“Every time I see a dog in a movie, I think the same thing: I want that dog. I see Skip or Lucy or Shiloh and for a moment I can’t even think about the movie’s plot. I can only think about the dog. I want to hold it, pet it, take it for walks, and tell it what a good dog it is. I want to love it, and I want it to love me.”
Dates read: August 30- September 4, 2016
Rating: 8/10
When I joined Twitter, what feels like a million years ago, I joined for one reason: to follow Roger Ebert. I’ve loved movies for years, and there were no one else’s reviews I enjoyed reading like Ebert’s. He had a way of honing in on the essential truth about a film with understanding and eloquence. When I started reading his blog that he wrote after cancer complications took his physical voice, he brought the same style to his reflections on life. I know there’s this showy public mourning that goes on when someone famous dies, but when Ebert passed, I felt a real sense of loss that I’d never be able to read something new from him again. Before he was gone, though, he wrote an autobiography: Life Itself. It was made into a documentary, which I watched but didn’t think was particularly special. But I bought the book, hoping it would be better. And for me, it was. Not only was it better, it was wonderful.

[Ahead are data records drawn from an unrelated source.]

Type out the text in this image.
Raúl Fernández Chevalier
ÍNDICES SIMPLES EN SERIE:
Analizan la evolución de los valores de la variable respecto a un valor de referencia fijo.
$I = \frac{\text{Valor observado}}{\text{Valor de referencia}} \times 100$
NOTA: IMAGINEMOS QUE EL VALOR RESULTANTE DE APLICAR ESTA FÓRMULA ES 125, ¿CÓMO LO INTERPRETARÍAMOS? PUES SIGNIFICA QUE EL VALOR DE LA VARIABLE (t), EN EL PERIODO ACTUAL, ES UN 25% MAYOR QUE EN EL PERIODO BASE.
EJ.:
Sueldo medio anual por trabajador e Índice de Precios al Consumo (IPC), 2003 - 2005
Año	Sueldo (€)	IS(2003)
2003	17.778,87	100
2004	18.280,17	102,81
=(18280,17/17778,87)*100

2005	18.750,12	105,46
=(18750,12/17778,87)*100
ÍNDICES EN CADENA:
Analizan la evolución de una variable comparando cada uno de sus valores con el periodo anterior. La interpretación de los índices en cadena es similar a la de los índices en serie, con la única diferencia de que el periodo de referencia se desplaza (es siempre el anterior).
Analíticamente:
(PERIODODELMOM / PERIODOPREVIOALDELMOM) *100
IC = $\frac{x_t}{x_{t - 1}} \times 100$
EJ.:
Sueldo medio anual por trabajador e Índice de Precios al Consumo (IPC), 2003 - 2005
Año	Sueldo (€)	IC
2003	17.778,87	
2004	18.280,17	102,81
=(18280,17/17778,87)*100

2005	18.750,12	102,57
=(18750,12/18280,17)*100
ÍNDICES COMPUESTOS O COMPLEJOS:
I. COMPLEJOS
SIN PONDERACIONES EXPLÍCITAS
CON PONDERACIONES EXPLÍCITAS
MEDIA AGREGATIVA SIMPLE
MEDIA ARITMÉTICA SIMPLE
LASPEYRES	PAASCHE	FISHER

Life Itself is structured loosely chronologically, beginning with Ebert’s family history and going through to when he was near the end of his life and knew it. The first few chapters, which detail how his ancestors came to the United States and his parents’ upbringings as well as his own early years, are probably the weakest. While most of us are interested in these details for ourselves and sometimes our loved ones, reading about someone else’s is not exactly captivating stuff. Once Ebert gets to his own life, though, the book really finds its footing and takes off. He recounts his life with insight but largely without excess sentimentality: his father’s early death and his mother’s alcoholism, his experiences on the college paper at the University of Illinois, his journalism career, his international travel, his own alcoholism, the joy he found with his wife Chaz, his relationship with Gene Siskel, his meetings with prominent actors and directors, and his own insistence on an aggressive course of cancer treatment that likely lost him his jaw and ability to speak. He clearly knew that this book was his last chance to put his own story out there and it’s obvious that he didn’t want to squander the opportunity. Given that he spent his final years in a painful and uncomfortable situation, it’s remarkable how little bitterness his writing contains. Instead, he uses his last testament to to reflect on a full life, with all the moments of joy and sorrow it contained.
If you’re thinking about reading this book, you’re probably already interested in Roger Ebert and his writing. But if you haven’t, I recommend going to his blog (still online) and browsing around a little. If you like what you find and enjoy autobiography/memoir style books, this will likely be a win for you. If that’s not something that intrigues you, you may appreciate the writing but find it a largely pointless exercise to read. For me, I found it moving and a likely future re-read, but I could completely understand if it’s not for everyone.
Tell me, blog friends…who would you like to read an autobiography of?